Two types of fluid inclusions can be distinguished. The first is based on the assumption of Sorby (1858) that a homogeneous phase, such as water, salt solution, or CO2, is entrapped, meaning that the bubbles result from the gas of the enclosed fluid. The second type includes foreign gas entrapped with the fluid. “Sorby”-type inclusions can be used as thermometers if either the formation pressure is known, or the pressure impact has been shown to be unimportant. It is only possible to neglect pressure in cases where the degree of filling is high enough that bubbles vanish at low temperatures. If, during entrapment, the fluid included dissolved foreign gas that was released during cooling, it is even more dangerous to equate filling with formation temperatures.

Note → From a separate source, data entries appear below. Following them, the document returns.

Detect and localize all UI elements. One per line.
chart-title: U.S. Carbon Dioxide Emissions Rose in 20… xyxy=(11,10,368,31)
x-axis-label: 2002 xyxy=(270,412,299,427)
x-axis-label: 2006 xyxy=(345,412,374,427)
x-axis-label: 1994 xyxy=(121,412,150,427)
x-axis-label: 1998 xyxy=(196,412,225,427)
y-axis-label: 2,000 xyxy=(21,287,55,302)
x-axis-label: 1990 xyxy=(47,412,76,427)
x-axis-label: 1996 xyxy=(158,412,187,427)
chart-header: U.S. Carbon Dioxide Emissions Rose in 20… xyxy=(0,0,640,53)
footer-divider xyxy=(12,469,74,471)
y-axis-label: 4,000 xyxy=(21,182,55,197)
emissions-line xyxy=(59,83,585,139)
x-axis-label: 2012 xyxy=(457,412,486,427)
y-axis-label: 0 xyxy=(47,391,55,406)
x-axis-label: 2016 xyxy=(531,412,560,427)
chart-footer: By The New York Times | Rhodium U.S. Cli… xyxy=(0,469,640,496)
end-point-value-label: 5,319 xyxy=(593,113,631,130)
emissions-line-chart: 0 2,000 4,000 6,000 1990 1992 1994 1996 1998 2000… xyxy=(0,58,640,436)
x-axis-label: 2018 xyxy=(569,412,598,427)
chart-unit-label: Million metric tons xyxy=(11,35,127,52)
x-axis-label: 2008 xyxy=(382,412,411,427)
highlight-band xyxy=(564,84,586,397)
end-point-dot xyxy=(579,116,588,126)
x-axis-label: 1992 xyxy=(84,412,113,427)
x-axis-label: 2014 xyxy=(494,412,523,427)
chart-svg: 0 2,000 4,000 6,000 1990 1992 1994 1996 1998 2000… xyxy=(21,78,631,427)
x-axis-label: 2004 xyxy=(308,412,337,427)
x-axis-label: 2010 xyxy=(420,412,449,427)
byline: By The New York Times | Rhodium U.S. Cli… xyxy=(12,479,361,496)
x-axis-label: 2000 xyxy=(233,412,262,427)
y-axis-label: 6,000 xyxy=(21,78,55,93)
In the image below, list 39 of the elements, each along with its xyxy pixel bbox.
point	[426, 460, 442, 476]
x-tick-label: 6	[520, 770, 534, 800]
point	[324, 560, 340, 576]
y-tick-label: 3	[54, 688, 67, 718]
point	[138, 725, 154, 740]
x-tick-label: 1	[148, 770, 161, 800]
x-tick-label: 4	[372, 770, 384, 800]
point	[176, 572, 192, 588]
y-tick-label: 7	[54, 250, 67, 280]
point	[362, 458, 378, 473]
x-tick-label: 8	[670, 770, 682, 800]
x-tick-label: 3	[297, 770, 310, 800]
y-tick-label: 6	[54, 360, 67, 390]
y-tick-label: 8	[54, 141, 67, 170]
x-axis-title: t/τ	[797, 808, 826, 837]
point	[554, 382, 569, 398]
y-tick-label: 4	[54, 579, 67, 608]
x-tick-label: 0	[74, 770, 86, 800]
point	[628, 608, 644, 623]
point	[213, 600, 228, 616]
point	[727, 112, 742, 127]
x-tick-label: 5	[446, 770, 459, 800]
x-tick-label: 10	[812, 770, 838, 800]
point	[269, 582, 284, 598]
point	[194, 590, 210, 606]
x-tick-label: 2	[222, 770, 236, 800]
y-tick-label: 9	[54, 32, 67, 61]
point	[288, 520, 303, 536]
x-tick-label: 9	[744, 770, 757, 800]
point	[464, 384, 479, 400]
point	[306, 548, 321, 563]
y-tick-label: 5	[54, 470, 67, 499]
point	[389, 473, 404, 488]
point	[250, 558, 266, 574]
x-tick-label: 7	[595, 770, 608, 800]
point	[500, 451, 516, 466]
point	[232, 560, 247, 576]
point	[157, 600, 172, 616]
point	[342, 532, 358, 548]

Compared with Sorby-type inclusions, even less information is available about the expected large-pressure impact. If foreign gas was entrapped as bubbles, the filling temperature may significantly deviate from the formation temperature and may even increase at first during heating. Such non-Sorby-type inclusions can be identified by measuring the degree of filling and comparing the related filling temperature with that of water and C02, respectively, at a similar degree of filling. The question of the composition of the inclusions is important not only for determining temperatures, but also for solving questions about the formation and alteration of rocks. Attention is drawn to the method of Brewster (1826), who determined the refractive index by using the total reflection. All these remarks are valid for both primary and secondary inclusions. The decrepitation method is not an appropriate means to distinguish primary from secondary inclusions. Further, it is not suited to determine the type of inclusion, or the degree of filling.